The Donava Angus beef herd consists of 40 Purebred Registered Black Angus cows. These mothers are selected according to their reproductive ability, frame size and temperament. We use artificial insemination not only to ensure the improvement of our herd but to also ensure carcass quality, as the bulls we select encompass the Angus qualities of easy calvers with great growth potential. We also use our own homegrown bulls for breeding. The excellent marbling quality of the Angus breed guarantees tender and juicy meat, full of flavour.

The cows and calves are pastured for as long as possible, usually from mid May to sometime in October. We use an intensive rotational grazing program that gives the animals a certain amount of pasture for a certain amount of time. The advantage of this is that they spread their own manure (less mechanization and fossil fuels for us) and the cows forage for their own food. In the winter they are fed a diet of hay, corn silage and brewer’s grains (this is the byproduct of beer! – made up of human grade barley as a high quality source of protein).

When the calves reach the age of 7 months (or about 700 pounds) they are weaned from their mothers and moved to the barn. There they are fed hay and corn and are never confined inside. The barn is just a shelter to get out of the weather. They can lounge in the sun or relax inside the barn in the shade.

Our animals are not implanted with growth hormones and are never fed any animal by-products. The cattle we sell for freezer beef are born and raised on our farm so we know what they have been fed, and how they have been treated.

When the animals reach the desired weight, we truck them to a provincially inspected, local, and family owned abattoir.
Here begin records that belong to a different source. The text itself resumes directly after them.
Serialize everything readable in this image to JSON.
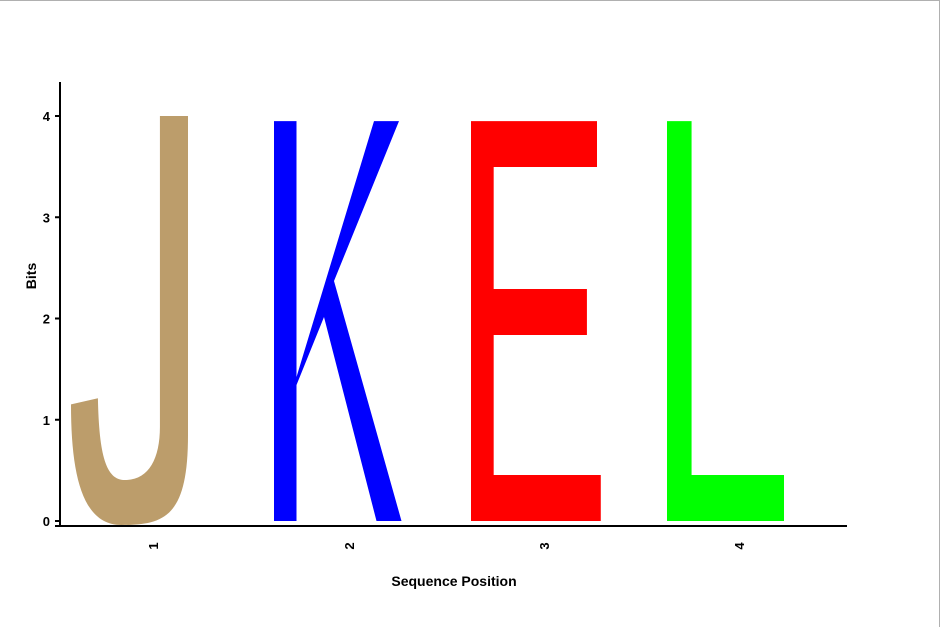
{
  "chart_data": {
    "type": "sequence-logo",
    "xlabel": "Sequence Position",
    "ylabel": "Bits",
    "ylim": [
      0,
      4
    ],
    "yticks": [
      "0",
      "1",
      "2",
      "3",
      "4"
    ],
    "positions": [
      "1",
      "2",
      "3",
      "4"
    ],
    "letters": [
      {
        "position": "1",
        "letter": "J",
        "bits": 4.0,
        "color": "#bc9d6b"
      },
      {
        "position": "2",
        "letter": "K",
        "bits": 3.95,
        "color": "#0000ff"
      },
      {
        "position": "3",
        "letter": "E",
        "bits": 3.95,
        "color": "#ff0000"
      },
      {
        "position": "4",
        "letter": "L",
        "bits": 3.95,
        "color": "#00ff00"
      }
    ]
  }
}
So that we could try to reduce as much stress as possible on the animals, we purchased our own cattle trailer.  This allows us to be the first clients in the abattoir (less noise for the animals) and our cattle don’t have to spend time on a trailer full of unfamiliar cattle.

The meat is then dry-aged for 20 days, which gives the beef the chance to break down and become extremely tender. Each order is prepared according to our client’s specification; the cuts are identified, flash frozen, and then ready for delivery.
An average animal weights 1200 lbs.  This will result in a dressed or “hanging weight” of about 600 to 700 lbs. which is what we use as a basis for the per pound price calculation. Due to shrinkage during dry ageing and depending on your choice of bone-in or boneless cuts, the actual weight of meat received is approximately 28-38% less than dressed weight. Another way to think about dressed weight is like when you buy a turkey. You pay 3 dollars a pound for the turkey, but there are some parts you can’t eat and end up throwing away. Kinda the same idea with a beef animal.